Enterprise companies need enterprise solutions. These companies have global operations, valuable brands, and responsibility for the most valuable and most critical assets on earth. They also have a deep reliance on government support, industry regulation, and need to carefully protect their public image so as not to lose their social licence to operate.

These companies need a solution that’s capable of facilitating BVLOS (Beyond Visual Line of Sight) flight of thousands of unmanned systems day-in/day-out all over our world; systems that are capable of addressing the full range of missions — from long-distance flight to close-quarter flight and data capture, and in a wide range of environments — from rural missions to missions close to or even inside, population centres. And they need all of that delivered with a level of efficiency, professionalism, industrialisation & ultimately safety (and that includes accident investigation) that exceeds their internal standards and approaches those of commercial aviation.

How can it be done?

Think of an F1 team — with driver in the car; pit wall team trackside; and remote analysis team at team HQ; all connected by a stream of data from the car, working together to extract maximum performance, rapid development and the highest standards of safety.

Now imagine how much more quickly performance & safety would improve if the F1 teams pooled their data, insight & expertise so that every mile driven by every driver contributed to the improvement of every team. That outcome is a good analogy for what we are developing: a centralised big data capability (simulation, telemetry, diagnostics & analytics) that enables deployment of large fleets of medium to large unmanned aerial systems nationally with efficiency, safety & performance that increases with every hour flown.

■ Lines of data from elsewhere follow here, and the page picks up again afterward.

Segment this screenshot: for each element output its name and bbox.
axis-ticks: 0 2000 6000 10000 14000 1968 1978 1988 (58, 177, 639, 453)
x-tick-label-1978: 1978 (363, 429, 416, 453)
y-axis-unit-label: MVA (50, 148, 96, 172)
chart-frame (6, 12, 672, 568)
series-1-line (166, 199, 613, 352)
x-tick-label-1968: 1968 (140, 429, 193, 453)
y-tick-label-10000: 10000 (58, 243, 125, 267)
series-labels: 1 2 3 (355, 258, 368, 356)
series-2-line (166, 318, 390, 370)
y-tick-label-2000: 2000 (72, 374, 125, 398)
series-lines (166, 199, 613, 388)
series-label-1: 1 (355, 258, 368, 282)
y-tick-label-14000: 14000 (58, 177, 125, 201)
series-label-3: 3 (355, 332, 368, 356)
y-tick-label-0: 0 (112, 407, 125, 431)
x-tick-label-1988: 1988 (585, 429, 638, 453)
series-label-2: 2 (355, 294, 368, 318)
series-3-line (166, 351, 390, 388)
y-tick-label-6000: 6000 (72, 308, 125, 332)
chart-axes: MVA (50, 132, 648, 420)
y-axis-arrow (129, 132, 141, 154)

Building this solution means more than developing systems that are capable of acting autonomously. It also means building the equivalent of Air Traffic Control and the Air Accident Investigation Board to support safe large scale deployment and rapid continuous improvement. This same capability will unlock aerial data capture at scale first, then extend to logistics, before finally extending to mobility. And this journey will take a decade or more.

Pioneering a new category

So no it’s not done already and no this capability won’t become a commodity!

Quite the opposite, in pioneering the deployment of connected & autonomous unmanned aerial system fleets at national scale we are pioneering an entirely new category that will be enormously valuable; and because this capability is specialist and safety-critical in a highly regulated and risk averse world, control & value will concentrate into the hands of a few trusted providers.

We are not alone in this realisation — we count companies like Wisk (Boeing), Kitty-Hawk (Larry Page), Volocopter and X-Wing as fellow pioneers — but critically, with our focus on industrial use-cases, we could be first to make the vision happen at scale for real.